“He looked down at me curiously. He hesitated a moment—then he bent and kissed my mouth. The room whirled about me. Strange sounds were in my ears; for one moment he loved me again. I threw myself in a chair, and buried my face in my hands. I cried out to God in my desperate misery. It was over, and he was gone—he who begged once for a kiss, as a slave might beg for bread!

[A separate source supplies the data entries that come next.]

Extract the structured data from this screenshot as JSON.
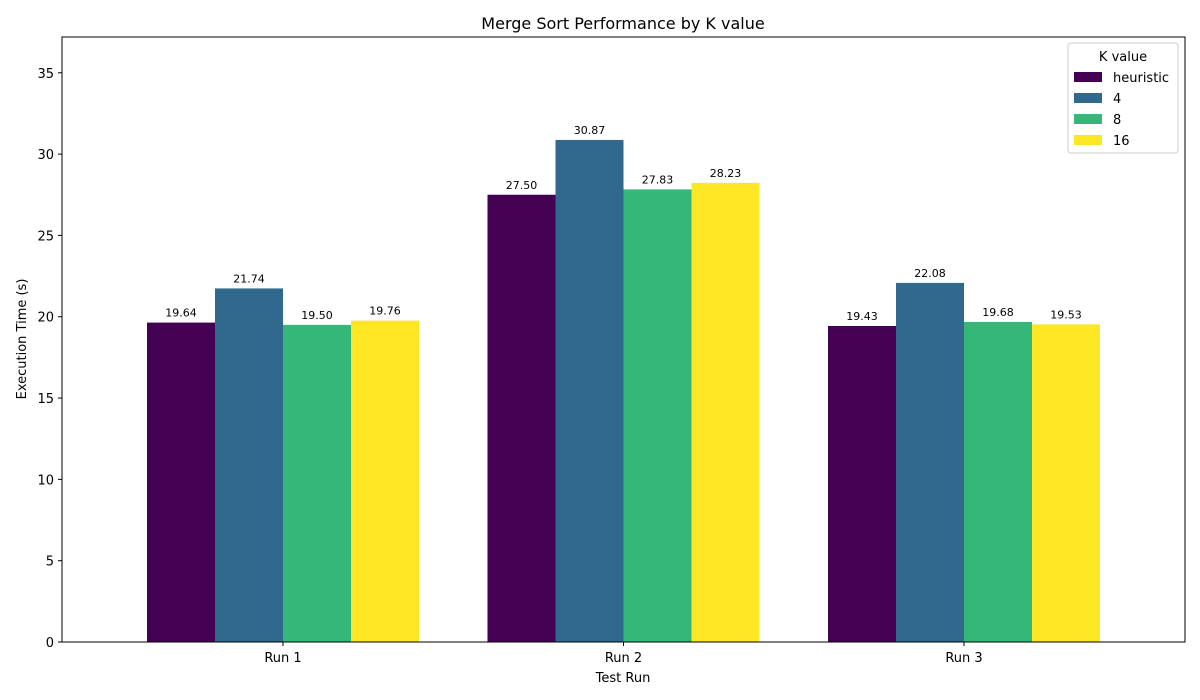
{
  "chart_data": {
    "type": "bar",
    "title": "Merge Sort Performance by K value",
    "xlabel": "Test Run",
    "ylabel": "Execution Time (s)",
    "categories": [
      "Run 1",
      "Run 2",
      "Run 3"
    ],
    "ylim": [
      0,
      37.2
    ],
    "yticks": [
      0,
      5,
      10,
      15,
      20,
      25,
      30,
      35
    ],
    "grid": false,
    "legend": {
      "title": "K value",
      "placement": "top-right"
    },
    "series": [
      {
        "name": "heuristic",
        "color": "#440154",
        "values": [
          19.64,
          27.5,
          19.43
        ],
        "labels": [
          "19.64",
          "27.50",
          "19.43"
        ]
      },
      {
        "name": "4",
        "color": "#31688e",
        "values": [
          21.74,
          30.87,
          22.08
        ],
        "labels": [
          "21.74",
          "30.87",
          "22.08"
        ]
      },
      {
        "name": "8",
        "color": "#35b779",
        "values": [
          19.5,
          27.83,
          19.68
        ],
        "labels": [
          "19.50",
          "27.83",
          "19.68"
        ]
      },
      {
        "name": "16",
        "color": "#fde725",
        "values": [
          19.76,
          28.23,
          19.53
        ],
        "labels": [
          "19.76",
          "28.23",
          "19.53"
        ]
      }
    ]
  }
}
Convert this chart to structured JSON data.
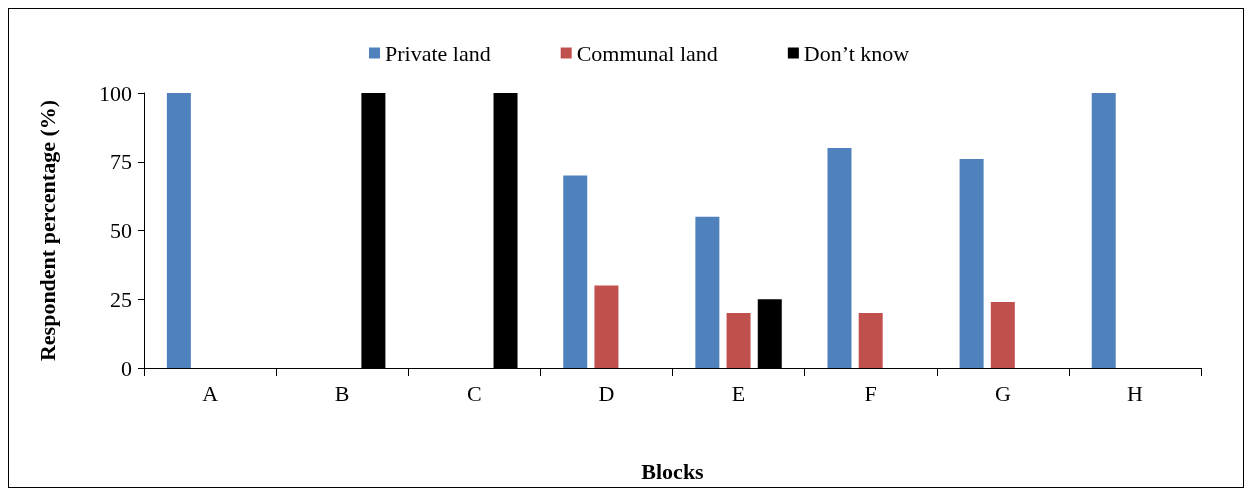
{
  "chart_data": {
    "type": "bar",
    "xlabel": "Blocks",
    "ylabel": "Respondent percentage (%)",
    "categories": [
      "A",
      "B",
      "C",
      "D",
      "E",
      "F",
      "G",
      "H"
    ],
    "series": [
      {
        "name": "Private land",
        "color": "#4f81bd",
        "values": [
          100,
          0,
          0,
          70,
          55,
          80,
          76,
          100
        ]
      },
      {
        "name": "Communal land",
        "color": "#c0504d",
        "values": [
          0,
          0,
          0,
          30,
          20,
          20,
          24,
          0
        ]
      },
      {
        "name": "Don’t know",
        "color": "#000000",
        "values": [
          0,
          100,
          100,
          0,
          25,
          0,
          0,
          0
        ]
      }
    ],
    "ylim": [
      0,
      100
    ],
    "yticks": [
      0,
      25,
      50,
      75,
      100
    ],
    "grid": false,
    "legend": "top"
  }
}
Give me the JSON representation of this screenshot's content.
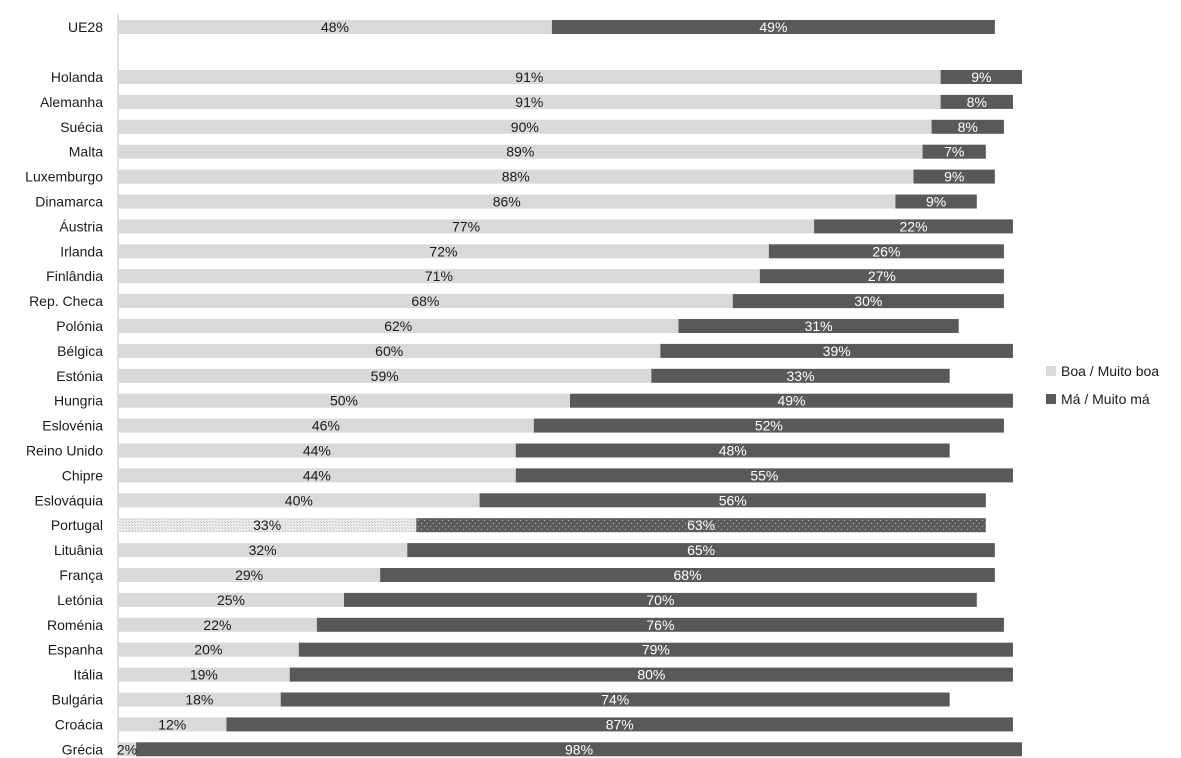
{
  "chart_data": {
    "type": "bar",
    "orientation": "horizontal",
    "stacked": true,
    "title": "",
    "xlabel": "",
    "ylabel": "",
    "xlim": [
      0,
      100
    ],
    "grid": false,
    "legend_position": "right",
    "colors": {
      "good": "#d9d9d9",
      "bad": "#595959",
      "axis": "#bfbfbf"
    },
    "highlight_category": "Portugal",
    "categories": [
      "UE28",
      "Holanda",
      "Alemanha",
      "Suécia",
      "Malta",
      "Luxemburgo",
      "Dinamarca",
      "Áustria",
      "Irlanda",
      "Finlândia",
      "Rep. Checa",
      "Polónia",
      "Bélgica",
      "Estónia",
      "Hungria",
      "Eslovénia",
      "Reino Unido",
      "Chipre",
      "Eslováquia",
      "Portugal",
      "Lituânia",
      "França",
      "Letónia",
      "Roménia",
      "Espanha",
      "Itália",
      "Bulgária",
      "Croácia",
      "Grécia"
    ],
    "series": [
      {
        "name": "Boa / Muito boa",
        "values": [
          48,
          91,
          91,
          90,
          89,
          88,
          86,
          77,
          72,
          71,
          68,
          62,
          60,
          59,
          50,
          46,
          44,
          44,
          40,
          33,
          32,
          29,
          25,
          22,
          20,
          19,
          18,
          12,
          2
        ]
      },
      {
        "name": "Má / Muito má",
        "values": [
          49,
          9,
          8,
          8,
          7,
          9,
          9,
          22,
          26,
          27,
          30,
          31,
          39,
          33,
          49,
          52,
          48,
          55,
          56,
          63,
          65,
          68,
          70,
          76,
          79,
          80,
          74,
          87,
          98
        ]
      }
    ]
  }
}
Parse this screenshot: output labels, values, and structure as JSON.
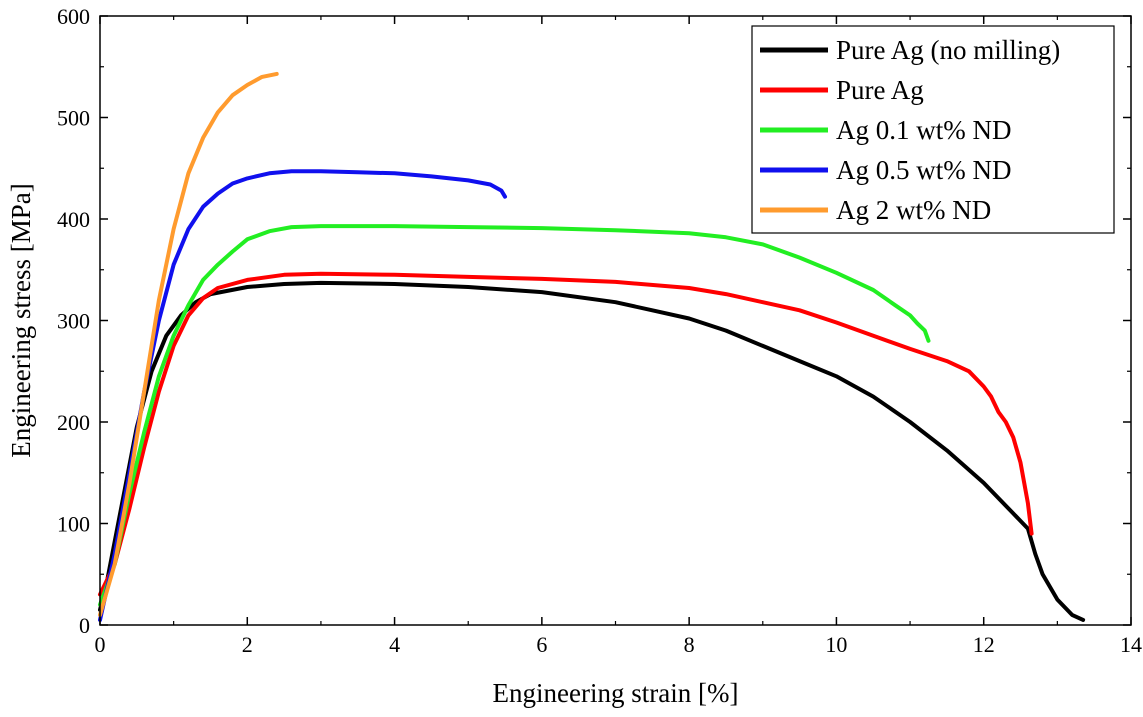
{
  "chart_data": {
    "type": "line",
    "title": "",
    "xlabel": "Engineering strain [%]",
    "ylabel": "Engineering stress [MPa]",
    "xlim": [
      0,
      14
    ],
    "ylim": [
      0,
      600
    ],
    "xticks": [
      0,
      2,
      4,
      6,
      8,
      10,
      12,
      14
    ],
    "yticks": [
      0,
      100,
      200,
      300,
      400,
      500,
      600
    ],
    "grid": false,
    "legend_position": "top-right",
    "series": [
      {
        "name": "Pure Ag (no milling)",
        "color": "#000000",
        "points": [
          [
            0,
            15
          ],
          [
            0.1,
            45
          ],
          [
            0.3,
            120
          ],
          [
            0.5,
            195
          ],
          [
            0.7,
            250
          ],
          [
            0.9,
            285
          ],
          [
            1.1,
            305
          ],
          [
            1.3,
            318
          ],
          [
            1.5,
            326
          ],
          [
            2.0,
            333
          ],
          [
            2.5,
            336
          ],
          [
            3.0,
            337
          ],
          [
            4.0,
            336
          ],
          [
            5.0,
            333
          ],
          [
            6.0,
            328
          ],
          [
            7.0,
            318
          ],
          [
            7.5,
            310
          ],
          [
            8.0,
            302
          ],
          [
            8.5,
            290
          ],
          [
            9.0,
            275
          ],
          [
            9.5,
            260
          ],
          [
            10.0,
            245
          ],
          [
            10.5,
            225
          ],
          [
            11.0,
            200
          ],
          [
            11.5,
            172
          ],
          [
            12.0,
            140
          ],
          [
            12.4,
            110
          ],
          [
            12.6,
            95
          ],
          [
            12.7,
            70
          ],
          [
            12.8,
            50
          ],
          [
            13.0,
            25
          ],
          [
            13.2,
            10
          ],
          [
            13.35,
            5
          ]
        ]
      },
      {
        "name": "Pure Ag",
        "color": "#ff0000",
        "points": [
          [
            0,
            30
          ],
          [
            0.2,
            60
          ],
          [
            0.4,
            115
          ],
          [
            0.6,
            175
          ],
          [
            0.8,
            230
          ],
          [
            1.0,
            275
          ],
          [
            1.2,
            305
          ],
          [
            1.4,
            322
          ],
          [
            1.6,
            332
          ],
          [
            2.0,
            340
          ],
          [
            2.5,
            345
          ],
          [
            3.0,
            346
          ],
          [
            4.0,
            345
          ],
          [
            5.0,
            343
          ],
          [
            6.0,
            341
          ],
          [
            7.0,
            338
          ],
          [
            8.0,
            332
          ],
          [
            8.5,
            326
          ],
          [
            9.0,
            318
          ],
          [
            9.5,
            310
          ],
          [
            10.0,
            298
          ],
          [
            10.5,
            285
          ],
          [
            11.0,
            272
          ],
          [
            11.5,
            260
          ],
          [
            11.8,
            250
          ],
          [
            12.0,
            235
          ],
          [
            12.1,
            225
          ],
          [
            12.2,
            210
          ],
          [
            12.3,
            200
          ],
          [
            12.4,
            185
          ],
          [
            12.5,
            160
          ],
          [
            12.55,
            140
          ],
          [
            12.6,
            120
          ],
          [
            12.65,
            90
          ]
        ]
      },
      {
        "name": "Ag 0.1 wt% ND",
        "color": "#22ee22",
        "points": [
          [
            0,
            20
          ],
          [
            0.2,
            60
          ],
          [
            0.4,
            130
          ],
          [
            0.6,
            190
          ],
          [
            0.8,
            245
          ],
          [
            1.0,
            285
          ],
          [
            1.2,
            315
          ],
          [
            1.4,
            340
          ],
          [
            1.6,
            355
          ],
          [
            1.8,
            368
          ],
          [
            2.0,
            380
          ],
          [
            2.3,
            388
          ],
          [
            2.6,
            392
          ],
          [
            3.0,
            393
          ],
          [
            4.0,
            393
          ],
          [
            5.0,
            392
          ],
          [
            6.0,
            391
          ],
          [
            7.0,
            389
          ],
          [
            8.0,
            386
          ],
          [
            8.5,
            382
          ],
          [
            9.0,
            375
          ],
          [
            9.5,
            362
          ],
          [
            10.0,
            347
          ],
          [
            10.5,
            330
          ],
          [
            10.8,
            315
          ],
          [
            11.0,
            305
          ],
          [
            11.1,
            297
          ],
          [
            11.2,
            290
          ],
          [
            11.25,
            280
          ]
        ]
      },
      {
        "name": "Ag 0.5 wt% ND",
        "color": "#1010ee",
        "points": [
          [
            0,
            5
          ],
          [
            0.2,
            70
          ],
          [
            0.4,
            150
          ],
          [
            0.6,
            230
          ],
          [
            0.8,
            300
          ],
          [
            1.0,
            355
          ],
          [
            1.2,
            390
          ],
          [
            1.4,
            412
          ],
          [
            1.6,
            425
          ],
          [
            1.8,
            435
          ],
          [
            2.0,
            440
          ],
          [
            2.3,
            445
          ],
          [
            2.6,
            447
          ],
          [
            3.0,
            447
          ],
          [
            3.5,
            446
          ],
          [
            4.0,
            445
          ],
          [
            4.5,
            442
          ],
          [
            5.0,
            438
          ],
          [
            5.3,
            434
          ],
          [
            5.45,
            428
          ],
          [
            5.5,
            422
          ]
        ]
      },
      {
        "name": "Ag 2 wt% ND",
        "color": "#ff9b2e",
        "points": [
          [
            0,
            10
          ],
          [
            0.2,
            60
          ],
          [
            0.4,
            140
          ],
          [
            0.6,
            230
          ],
          [
            0.8,
            320
          ],
          [
            1.0,
            390
          ],
          [
            1.2,
            445
          ],
          [
            1.4,
            480
          ],
          [
            1.6,
            505
          ],
          [
            1.8,
            522
          ],
          [
            2.0,
            532
          ],
          [
            2.2,
            540
          ],
          [
            2.4,
            543
          ]
        ]
      }
    ]
  }
}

“And now in all this world are but two good things left me, my Art and little Elsie. Oh! my book, I clung to it in that bitter moment, as the work which should save my reason to live for the child.”
“February 18, 18—
“I have written continuously. I drugged myself with writing as if it were chloral, against the stabs of memory that assaulted me. There will be chapters I shall never read, those that I wrote as I sat by my desk the day after the 12th, the cold, gray light pouring in on me, sometimes holding my pen suspended while I was having a mortal struggle with my will, forcing back thoughts, driving my mind to work as though it were a brute. I conquered through the day. My work did not suffer; as I read it over I saw that I had never written better, in spite of certain pains that almost stopped my heart. But at night! ah! if I had had a room to myself, would I have given myself one moment of rest that night? Would I not have written on until I slept from fatigue?
“But that could not be. Elsie moved restlessly; the light disturbed her. For a moment I almost hated her plaintive little voice, God forgive me! and then I undressed and slipped into bed, and so quietly I lay beside her, that she thought I slept. I breathed evenly and lightly—I ought to be able to countefeit sleep by this, I have done it times enough.
“Well, it is of no avail to re-live that night. I thought there was no hope left in me, but I have been cheating myself, it seems, for it fought hard, every inch of the ground, for survival that night, though now I am sure it will never lift its head again.
“And now, as I said, there is nothing left in all earth for me but my sister and my Art. “Poete, prends ton luth.”
“May 10, 18—.
“My book is a success, that is, the world calls it a success; but in all the years to come he will never love me again, therefore to me it is a failure, having failed of its purpose, its reason for being. What does he care for the fame it has brought me, since he no longer loves me?
“Had it only come a year ago!
“I went to see Mrs. —— to-day, and I started to hear his voice in the hall, as I sat waiting in the dim drawing-room. He was just going out, having been upstairs, Mrs. —— said, to look at the children’s fernery; and I, as I heard that voice, I could have gone out and thrown myself at his feet across the threshold, those cadences so stole into my heart and head, bringing the old madness back. I had one of the sharp attacks of pain at the heart, and Mrs —— sent me home in the carriage. Elsie is in the country, well and strong. I am so glad. These illnesses frighten her sorely. I am perhaps growing thin and weak, but I cannot die, alas! Let the beauty go. I no longer care to preserve it.